Wavy Caps Psilocybe cyanescens Wavy Caps (also known as wavy caps or the potent Psilocybe) is a powerful hallucinogenic mushroom species. Psilocybin and psilocin are the primary chemicals responsible for its psychedelic effects. It is a member of the Hymenogastraceae family.
P. cyanescens is the name of the species.
Psilocybe is a genus of fungi.
Hymenogastraceae is a family of plants.
Because all of the psychoactive components in P. cyanescens are water-soluble, parboiling the fruiting bodies renders them non-psychoactive, allowing them to be used in cooking. However, because most people find them bitter and they are too little to be of any nutritional value, this is not a common practice.
The hygrophanous pileus (cap) of Psilocybe cyanescens is caramel to chestnut-brown while wet, fading to pale buff or slightly yellowish when dry. Caps range in size from 1.5 to 5 cm (12″ to 2″) across and are usually wavy when fully mature.  Outside of the P. cyanescens species complex, the pileus color is rarely seen in mushrooms.
Small brown mushrooms can be difficult to spot, and some of them are extremely dangerous. Psilocybe species can be distinguished from small, brown mushrooms that contain fatal toxins by their spore prints. The mushroom could be a Psilocybe if the spores are dark purplish brown. If the spore print is rusty brown or cinnamon brown, the mushroom isn’t a Psilocybe and could be a Galerina or Conocybe species, both of which contain severe liver-damaging amatoxins. Like Ps. cyanescens, the deadly toxic Galerina marginata can grow on wood chips. Galerina marginata’s stem becomes black(ish) with age, but never blue. In comparison to Ps. cyanescens, it also has a considerably more pronounced fibrous ring on the stem. When G. marginata spreads, its crown does not normally become wavy. Keep an eye out for the color difference between Ps. cyanescens and Galerina marginata: blue stems in Ps. cyanescens and black stems in Galerina marginata. Don’t fool yourself into thinking black is blue!
The hygrophanous pileus (cap) of Psilocybe cyanescens is caramel to chestnut-brown while wet, fading to pale buff or slightly yellowish when dry. Caps range in size from 1.5 to 5 cm (12″ to 2″) across and are usually wavy when fully mature. Outside of the P. cyanescens species complex, the pileus color is rarely seen in mushrooms. When handled or otherwise disturbed, most portions of the mushroom, including the cap and Lamellae (gills beneath the crown), tint blue, most likely owing to psilocin oxidation. The lamellae are adnate and mature to a light brown to dark purple brown with paler gill margins. Although there is no identifiable annulus, juvenile P. cyanescens specimens have a cobwebby veil that may grow into an annular zone. The odor and flavor are both farinaceous.

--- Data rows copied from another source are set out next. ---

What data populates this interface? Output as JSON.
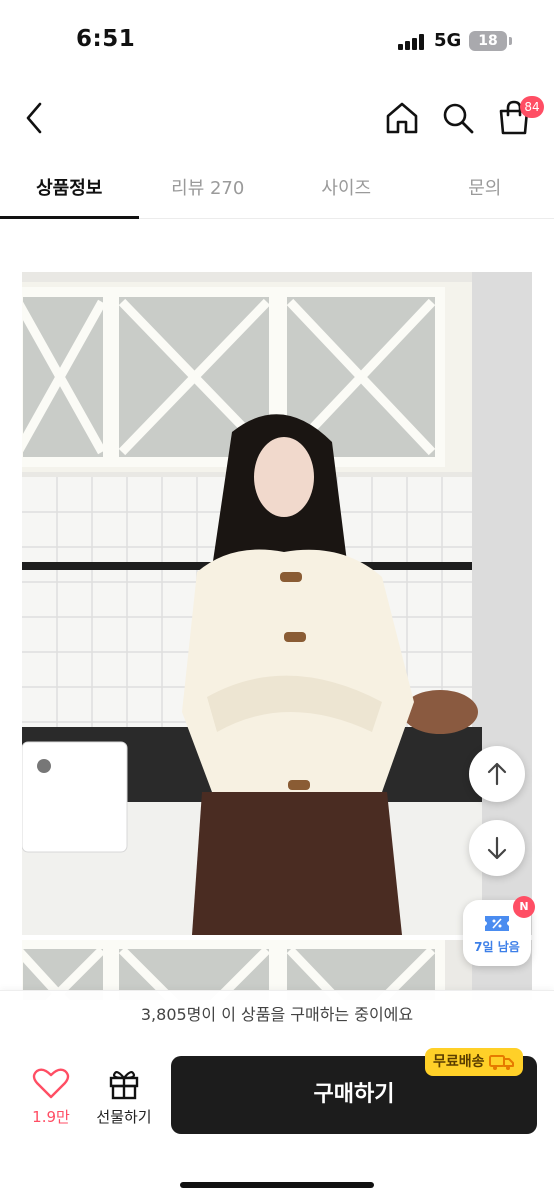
{
  "status_bar": {
    "time": "6:51",
    "network": "5G",
    "battery": "18"
  },
  "header": {
    "cart_count": "84"
  },
  "tabs": [
    {
      "label": "상품정보",
      "active": true
    },
    {
      "label": "리뷰 270",
      "active": false
    },
    {
      "label": "사이즈",
      "active": false
    },
    {
      "label": "문의",
      "active": false
    }
  ],
  "coupon": {
    "badge": "N",
    "label": "7일 남음"
  },
  "buying_banner": "3,805명이 이 상품을 구매하는 중이에요",
  "bottom_bar": {
    "like_count": "1.9만",
    "gift_label": "선물하기",
    "buy_label": "구매하기",
    "free_shipping_label": "무료배송"
  },
  "colors": {
    "accent": "#ff4e64",
    "buy_button": "#1c1c1c",
    "free_shipping": "#ffd028"
  }
}
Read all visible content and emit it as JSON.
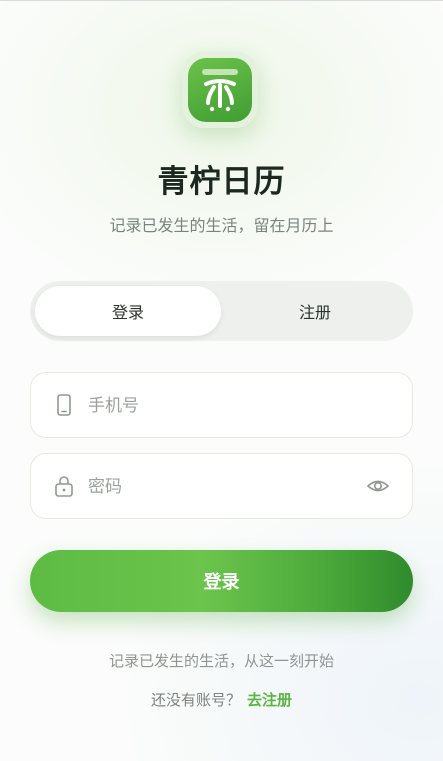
{
  "app": {
    "title": "青柠日历",
    "subtitle": "记录已发生的生活，留在月历上"
  },
  "tabs": [
    {
      "label": "登录",
      "active": true
    },
    {
      "label": "注册",
      "active": false
    }
  ],
  "form": {
    "phone": {
      "placeholder": "手机号",
      "value": "",
      "icon": "phone-icon"
    },
    "password": {
      "placeholder": "密码",
      "value": "",
      "icon": "lock-icon",
      "toggle_icon": "eye-icon"
    }
  },
  "login_button": {
    "label": "登录"
  },
  "footer": {
    "tagline": "记录已发生的生活，从这一刻开始",
    "no_account": "还没有账号？",
    "register_link": "去注册"
  },
  "colors": {
    "accent": "#5ab53f",
    "accent_dark": "#2f8b2c",
    "background": "#fbfcfb"
  }
}
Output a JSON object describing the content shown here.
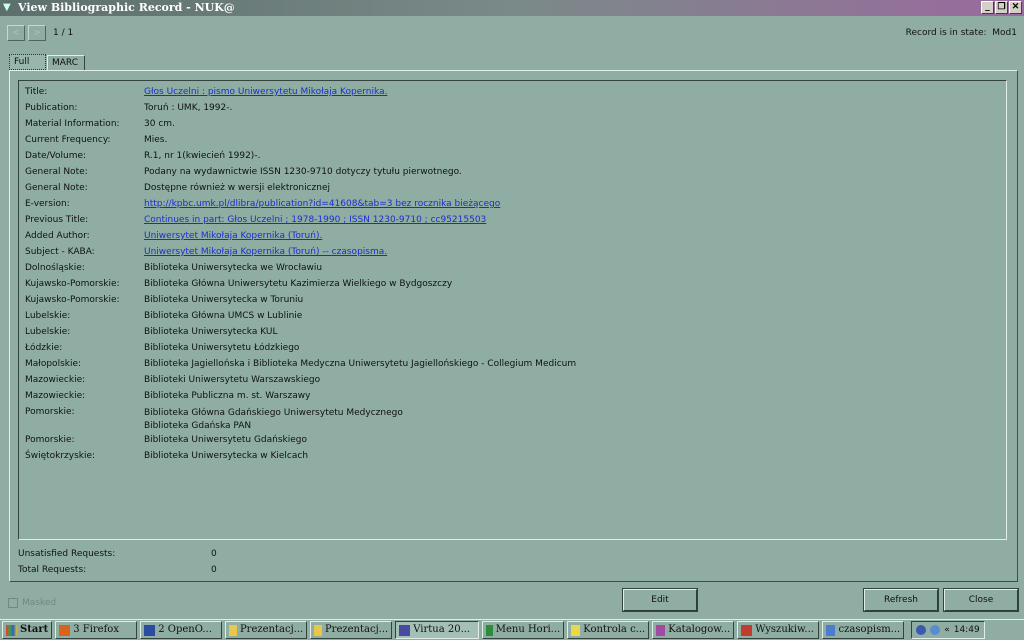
{
  "window": {
    "title": "View Bibliographic Record - NUK@"
  },
  "nav": {
    "prev": "<",
    "next": ">",
    "position": "1 / 1",
    "state_label": "Record is in state:",
    "state": "Mod1"
  },
  "tabs": [
    {
      "label": "Full",
      "active": true
    },
    {
      "label": "MARC",
      "active": false
    }
  ],
  "record": [
    {
      "label": "Title:",
      "value": "Głos Uczelni : pismo Uniwersytetu Mikołaja Kopernika.",
      "link": true
    },
    {
      "label": "Publication:",
      "value": "Toruń : UMK, 1992-."
    },
    {
      "label": "Material Information:",
      "value": "30 cm."
    },
    {
      "label": "Current Frequency:",
      "value": "Mies."
    },
    {
      "label": "Date/Volume:",
      "value": "R.1, nr 1(kwiecień 1992)-."
    },
    {
      "label": "General Note:",
      "value": "Podany na wydawnictwie ISSN 1230-9710 dotyczy tytułu pierwotnego."
    },
    {
      "label": "General Note:",
      "value": "Dostępne również w wersji elektronicznej"
    },
    {
      "label": "E-version:",
      "value": "http://kpbc.umk.pl/dlibra/publication?id=41608&tab=3 bez rocznika bieżącego",
      "link": true
    },
    {
      "label": "Previous Title:",
      "value": "Continues in part: Głos Uczelni ; 1978-1990 ; ISSN 1230-9710 ; cc95215503",
      "link": true
    },
    {
      "label": "Added Author:",
      "value": "Uniwersytet Mikołaja Kopernika (Toruń).",
      "link": true
    },
    {
      "label": "Subject - KABA:",
      "value": "Uniwersytet Mikołaja Kopernika (Toruń) -- czasopisma.",
      "link": true
    },
    {
      "label": "Dolnośląskie:",
      "value": "Biblioteka Uniwersytecka we Wrocławiu"
    },
    {
      "label": "Kujawsko-Pomorskie:",
      "value": "Biblioteka Główna Uniwersytetu Kazimierza Wielkiego w Bydgoszczy"
    },
    {
      "label": "Kujawsko-Pomorskie:",
      "value": "Biblioteka Uniwersytecka w Toruniu"
    },
    {
      "label": "Lubelskie:",
      "value": "Biblioteka Główna UMCS w Lublinie"
    },
    {
      "label": "Lubelskie:",
      "value": "Biblioteka Uniwersytecka KUL"
    },
    {
      "label": "Łódzkie:",
      "value": "Biblioteka Uniwersytetu Łódzkiego"
    },
    {
      "label": "Małopolskie:",
      "value": "Biblioteka Jagiellońska i Biblioteka Medyczna Uniwersytetu Jagiellońskiego - Collegium Medicum"
    },
    {
      "label": "Mazowieckie:",
      "value": "Biblioteki Uniwersytetu Warszawskiego"
    },
    {
      "label": "Mazowieckie:",
      "value": "Biblioteka Publiczna m. st. Warszawy"
    },
    {
      "label": "Pomorskie:",
      "value": "Biblioteka Główna Gdańskiego Uniwersytetu Medycznego",
      "value2": "Biblioteka Gdańska PAN"
    },
    {
      "label": "Pomorskie:",
      "value": "Biblioteka Uniwersytetu Gdańskiego"
    },
    {
      "label": "Świętokrzyskie:",
      "value": "Biblioteka Uniwersytecka w Kielcach"
    }
  ],
  "requests": {
    "unsatisfied_label": "Unsatisfied Requests:",
    "unsatisfied": "0",
    "total_label": "Total Requests:",
    "total": "0"
  },
  "masked_label": "Masked",
  "buttons": {
    "edit": "Edit",
    "refresh": "Refresh",
    "close": "Close"
  },
  "taskbar": {
    "start": "Start",
    "items": [
      {
        "label": "3 Firefox",
        "icon": "firefox-icon",
        "color": "#d8641c"
      },
      {
        "label": "2 OpenO...",
        "icon": "openoffice-icon",
        "color": "#2c4ca0"
      },
      {
        "label": "Prezentacj...",
        "icon": "folder-icon",
        "color": "#e8c84c"
      },
      {
        "label": "Prezentacj...",
        "icon": "folder-icon",
        "color": "#e8c84c"
      },
      {
        "label": "Virtua 20...",
        "icon": "virtua-icon",
        "color": "#4a4aa0",
        "active": true
      },
      {
        "label": "Menu Hori...",
        "icon": "app-icon",
        "color": "#2c8c3c"
      },
      {
        "label": "Kontrola c...",
        "icon": "notepad-icon",
        "color": "#e8d84c"
      },
      {
        "label": "Katalogow...",
        "icon": "image-icon",
        "color": "#a04ca0"
      },
      {
        "label": "Wyszukiw...",
        "icon": "app-icon",
        "color": "#c03c2c"
      },
      {
        "label": "czasopism...",
        "icon": "document-icon",
        "color": "#4c7cd0"
      }
    ],
    "clock": "14:49",
    "tray_arrows": "«"
  }
}
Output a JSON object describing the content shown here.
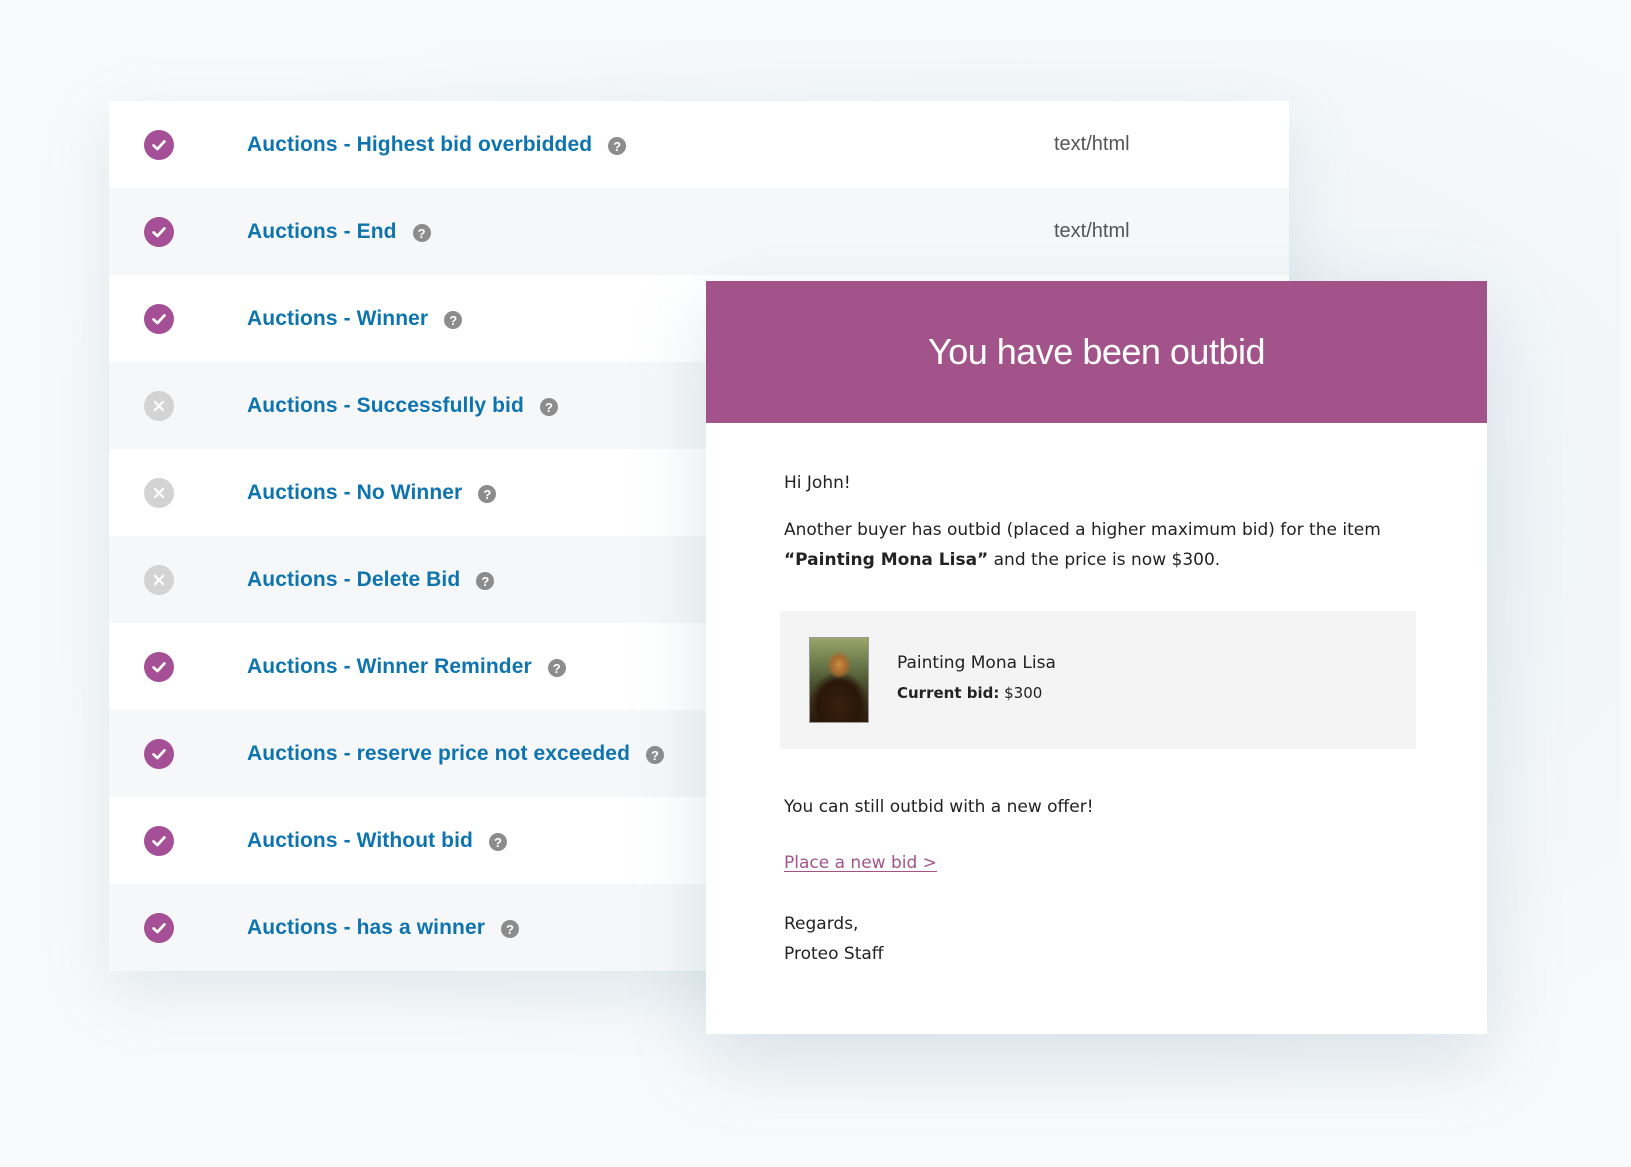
{
  "notifications": {
    "rows": [
      {
        "title": "Auctions - Highest bid overbidded",
        "enabled": true,
        "type": "text/html"
      },
      {
        "title": "Auctions - End",
        "enabled": true,
        "type": "text/html"
      },
      {
        "title": "Auctions - Winner",
        "enabled": true,
        "type": ""
      },
      {
        "title": "Auctions - Successfully bid",
        "enabled": false,
        "type": ""
      },
      {
        "title": "Auctions - No Winner",
        "enabled": false,
        "type": ""
      },
      {
        "title": "Auctions - Delete Bid",
        "enabled": false,
        "type": ""
      },
      {
        "title": "Auctions - Winner Reminder",
        "enabled": true,
        "type": ""
      },
      {
        "title": "Auctions - reserve price not exceeded",
        "enabled": true,
        "type": ""
      },
      {
        "title": "Auctions - Without bid",
        "enabled": true,
        "type": ""
      },
      {
        "title": "Auctions - has a winner",
        "enabled": true,
        "type": ""
      }
    ],
    "help_glyph": "?"
  },
  "email": {
    "title": "You have been outbid",
    "greeting": "Hi John!",
    "intro_before": "Another buyer has outbid (placed a higher maximum bid) for the item ",
    "intro_item": "“Painting Mona Lisa”",
    "intro_after": " and the price is now $300.",
    "product": {
      "name": "Painting Mona Lisa",
      "bid_label": "Current bid:",
      "bid_value": " $300"
    },
    "outbid_text": "You can still outbid with a new offer!",
    "cta_label": "Place a new bid >",
    "regards": "Regards,",
    "signature": "Proteo Staff"
  },
  "colors": {
    "brand_purple": "#a2548a",
    "link_blue": "#0e74b0",
    "disabled_gray": "#d3d3d3"
  }
}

The spores of P. cyanescens are elliptical in shape, measuring 9–12 x 5–8 m.  Some publications claim that the species’ holotype collection from Kew Gardens has no pleurocystidia, however North American samples have common clavate-mucronate pleurocystidia.   Pleurocystidia, on the other hand, are found in the holotype collection (but not easily to observe since hymenium is collapsed). Pleurocystidia are frequent in European P. cyanescens collections, and their form is identical to those found in the United States. An epitype from Hamburg, Germany, was named in 2012.
When P. cyanescens sporocarps and mycelia are damaged, they bruise blueish or blue-green, and the staining is noticeable after drying. This staining is most noticeable on the stem (which is white when undisturbed), but it can also appear on the gills, cap, and mycelium. The oxidation of psilocin is the primary cause of this discoloration. (Psilocybin cannot be directly oxidized.)
P. cyanescens and its cousins are commonly cultivated and collected for recreational purposes by a worldwide population of neuronauts and other thrill seekers. Ingestion can produce wonderful and/or overwhelming visual enhancements/disturbances, heightened sensations, cyclical and often “swelling” feelings of ecstasy, euphoria, and connection to place, people, Nature, Time, and the Universe, but it can also produce feelings of fear, unease, disconnection, and loss of sense of self. Personal predispositions and psychic idiosyncrasies, in combination with set and setting specifics, have a significant impact on the tone of the trip, as they do with any psychedelic medication.
Psilocybin-containing mushrooms are classed as Schedule 1 substances in the United States, making them unlawful to possess, sell, transport, or cultivate (this includes spores in the State of California).